I am still in the 'new' phase of adjusting to 100% full-time mom. I need to get better at not being anxious about the non-mom things in my life and focus. I'm getting there.
Maybe the ADD isn't Devi's issue.. ha!
So our babysitter now refuses to sit for us, as she is afraid of Devi's tantrums and doesn't know how to handle them. I do have a new sitter, but she is only available on day/wk for a few hours.
Needless to say, I'm having to get used to not working much at all. No way that I can take care of this child and work. She sleeps well at night, but I am so exhausted by the end of the days that I cannot even focus on anything past 9 pm.
Luckily D does not melt down too badly if she is given a constant change of activity and is 1:1 with me. Gymnastics class is great for her - 45 minutes of constantly changing physical activities (only 2 tantrums in todays class). She also loves water, so I let her play in a baby pool with some barbies today - big hit.
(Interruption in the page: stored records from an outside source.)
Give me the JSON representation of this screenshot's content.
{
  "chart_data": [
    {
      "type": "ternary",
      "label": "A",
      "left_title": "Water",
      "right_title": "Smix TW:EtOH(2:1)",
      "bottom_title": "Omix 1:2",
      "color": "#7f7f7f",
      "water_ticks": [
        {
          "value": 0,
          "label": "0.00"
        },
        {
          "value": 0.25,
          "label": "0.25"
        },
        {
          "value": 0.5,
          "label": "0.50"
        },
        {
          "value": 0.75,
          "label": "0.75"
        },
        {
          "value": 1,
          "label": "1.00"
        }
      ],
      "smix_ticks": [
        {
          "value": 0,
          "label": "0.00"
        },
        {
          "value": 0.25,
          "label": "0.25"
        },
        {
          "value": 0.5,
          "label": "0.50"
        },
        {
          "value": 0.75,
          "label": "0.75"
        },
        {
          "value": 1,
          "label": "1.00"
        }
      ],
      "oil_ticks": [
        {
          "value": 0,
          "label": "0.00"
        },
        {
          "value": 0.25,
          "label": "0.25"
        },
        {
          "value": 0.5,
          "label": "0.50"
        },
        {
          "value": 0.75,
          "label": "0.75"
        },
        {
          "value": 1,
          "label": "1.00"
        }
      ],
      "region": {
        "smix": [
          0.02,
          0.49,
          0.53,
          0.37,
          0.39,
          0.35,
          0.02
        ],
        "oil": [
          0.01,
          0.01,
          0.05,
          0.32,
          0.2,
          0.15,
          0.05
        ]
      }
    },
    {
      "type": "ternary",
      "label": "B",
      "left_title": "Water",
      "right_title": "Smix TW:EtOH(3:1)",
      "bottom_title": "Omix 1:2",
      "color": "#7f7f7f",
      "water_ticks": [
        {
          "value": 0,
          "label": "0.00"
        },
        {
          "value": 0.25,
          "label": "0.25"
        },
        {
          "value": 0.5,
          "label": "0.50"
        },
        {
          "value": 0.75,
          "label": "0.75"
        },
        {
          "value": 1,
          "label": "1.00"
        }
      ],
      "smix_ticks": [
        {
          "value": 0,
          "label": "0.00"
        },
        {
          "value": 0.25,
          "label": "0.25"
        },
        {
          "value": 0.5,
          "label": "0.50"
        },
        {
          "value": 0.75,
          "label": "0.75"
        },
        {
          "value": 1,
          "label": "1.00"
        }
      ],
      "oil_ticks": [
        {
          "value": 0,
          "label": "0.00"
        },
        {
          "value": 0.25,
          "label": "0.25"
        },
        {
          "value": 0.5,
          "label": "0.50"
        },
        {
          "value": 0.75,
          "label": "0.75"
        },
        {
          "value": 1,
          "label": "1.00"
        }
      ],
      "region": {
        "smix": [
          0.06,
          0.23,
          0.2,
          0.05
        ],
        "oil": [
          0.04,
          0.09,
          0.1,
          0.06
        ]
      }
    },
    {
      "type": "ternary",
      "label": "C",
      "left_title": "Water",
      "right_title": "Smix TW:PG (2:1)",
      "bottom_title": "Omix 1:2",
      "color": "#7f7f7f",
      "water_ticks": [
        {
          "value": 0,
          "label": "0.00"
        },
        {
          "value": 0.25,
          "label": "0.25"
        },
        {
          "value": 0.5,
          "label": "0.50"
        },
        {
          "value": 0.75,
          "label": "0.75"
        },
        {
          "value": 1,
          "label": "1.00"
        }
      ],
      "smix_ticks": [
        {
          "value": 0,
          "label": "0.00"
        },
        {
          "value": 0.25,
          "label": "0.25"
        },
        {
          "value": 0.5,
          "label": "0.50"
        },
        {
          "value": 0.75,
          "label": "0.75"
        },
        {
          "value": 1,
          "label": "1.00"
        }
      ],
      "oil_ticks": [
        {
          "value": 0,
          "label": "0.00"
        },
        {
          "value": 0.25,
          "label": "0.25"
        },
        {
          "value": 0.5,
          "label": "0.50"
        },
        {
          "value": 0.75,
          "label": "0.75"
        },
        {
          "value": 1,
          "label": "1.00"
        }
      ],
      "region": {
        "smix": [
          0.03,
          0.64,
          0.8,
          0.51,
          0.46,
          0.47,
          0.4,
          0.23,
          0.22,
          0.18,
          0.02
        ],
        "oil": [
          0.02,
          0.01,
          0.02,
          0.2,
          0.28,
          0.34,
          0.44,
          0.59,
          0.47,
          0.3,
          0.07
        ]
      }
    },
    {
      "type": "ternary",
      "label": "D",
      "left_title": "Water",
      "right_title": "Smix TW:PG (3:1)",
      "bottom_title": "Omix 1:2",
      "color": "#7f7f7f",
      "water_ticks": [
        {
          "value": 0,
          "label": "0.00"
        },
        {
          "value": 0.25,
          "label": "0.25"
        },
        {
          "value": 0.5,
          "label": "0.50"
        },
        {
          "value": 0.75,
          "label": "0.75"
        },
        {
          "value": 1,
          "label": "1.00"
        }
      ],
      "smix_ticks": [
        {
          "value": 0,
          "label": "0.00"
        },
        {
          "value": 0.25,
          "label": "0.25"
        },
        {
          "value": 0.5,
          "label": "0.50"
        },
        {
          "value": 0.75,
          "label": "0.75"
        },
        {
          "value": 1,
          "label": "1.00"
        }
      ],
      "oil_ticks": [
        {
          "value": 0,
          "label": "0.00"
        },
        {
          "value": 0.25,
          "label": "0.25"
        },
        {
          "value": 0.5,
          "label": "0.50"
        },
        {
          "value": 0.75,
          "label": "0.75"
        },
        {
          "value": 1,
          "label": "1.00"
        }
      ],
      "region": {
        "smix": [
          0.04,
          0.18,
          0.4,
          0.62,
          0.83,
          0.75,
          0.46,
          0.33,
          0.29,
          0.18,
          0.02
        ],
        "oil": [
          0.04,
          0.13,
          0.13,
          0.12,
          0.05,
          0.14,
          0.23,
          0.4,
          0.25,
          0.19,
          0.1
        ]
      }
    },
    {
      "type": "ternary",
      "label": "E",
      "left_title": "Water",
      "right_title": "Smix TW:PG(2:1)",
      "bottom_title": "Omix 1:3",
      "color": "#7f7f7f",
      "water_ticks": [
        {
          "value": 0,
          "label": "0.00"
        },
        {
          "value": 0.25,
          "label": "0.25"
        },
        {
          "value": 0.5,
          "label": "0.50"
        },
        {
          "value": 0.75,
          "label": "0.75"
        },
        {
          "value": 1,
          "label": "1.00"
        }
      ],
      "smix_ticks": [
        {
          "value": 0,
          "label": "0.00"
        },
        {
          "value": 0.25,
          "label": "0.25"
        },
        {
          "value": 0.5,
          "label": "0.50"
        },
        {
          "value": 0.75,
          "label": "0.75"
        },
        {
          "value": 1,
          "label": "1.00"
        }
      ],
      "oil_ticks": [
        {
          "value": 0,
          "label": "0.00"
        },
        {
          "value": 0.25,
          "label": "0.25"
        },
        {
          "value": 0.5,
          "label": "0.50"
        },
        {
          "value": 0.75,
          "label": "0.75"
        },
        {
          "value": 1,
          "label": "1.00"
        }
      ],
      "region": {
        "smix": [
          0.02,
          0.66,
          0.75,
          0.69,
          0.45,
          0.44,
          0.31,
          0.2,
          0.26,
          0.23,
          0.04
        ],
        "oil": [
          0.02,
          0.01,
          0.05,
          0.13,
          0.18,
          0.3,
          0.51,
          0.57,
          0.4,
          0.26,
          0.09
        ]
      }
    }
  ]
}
Very warm weather is my friend.
Ok I guess this sounds like a very whiney post, but .. well.. ok maybe it is. :) Long day.
And don't get me wrong here.. (though I'm sure anyone who is a parent will understand).. I luv this kid to death!! She is amazing, hilarious, incredibly loving (after she beats you over the head of course!), and has an infectious smile. These issues are not her fault.. it is just up to her parents to help her figure out how to work past them.
Luckily our OT brought us a behavioral analyst last week and I am working on some ideas to try to help some of these tantrum-y issues. Nothing working yet, but it is too soon. I haven't finished all of my 'photo-taking' to create visual help for Devi. She responds well to visual cues, so I am working on addressing many of her meltdown-triggers with photo-cards. We will see how it goes.
If these ideas do not help, our OT has suggested that we seek further help for D. She has given me a few names and numbers.
Devi has also qualified for the special preschool service, so she will be starting that in early August. Hopefully that will be helpful.
In the meantime.. thank god for Maya being in a good phase, chik-lit audiobooks that make me laugh, and the fact that we have a pool so that I can swim on the days I cannot run. Running sooo helps to keep my mood balanced. Just can't run when Aj travels. Thankfully he has started a new job/new company where his traveling should be much lighter. Let's hope!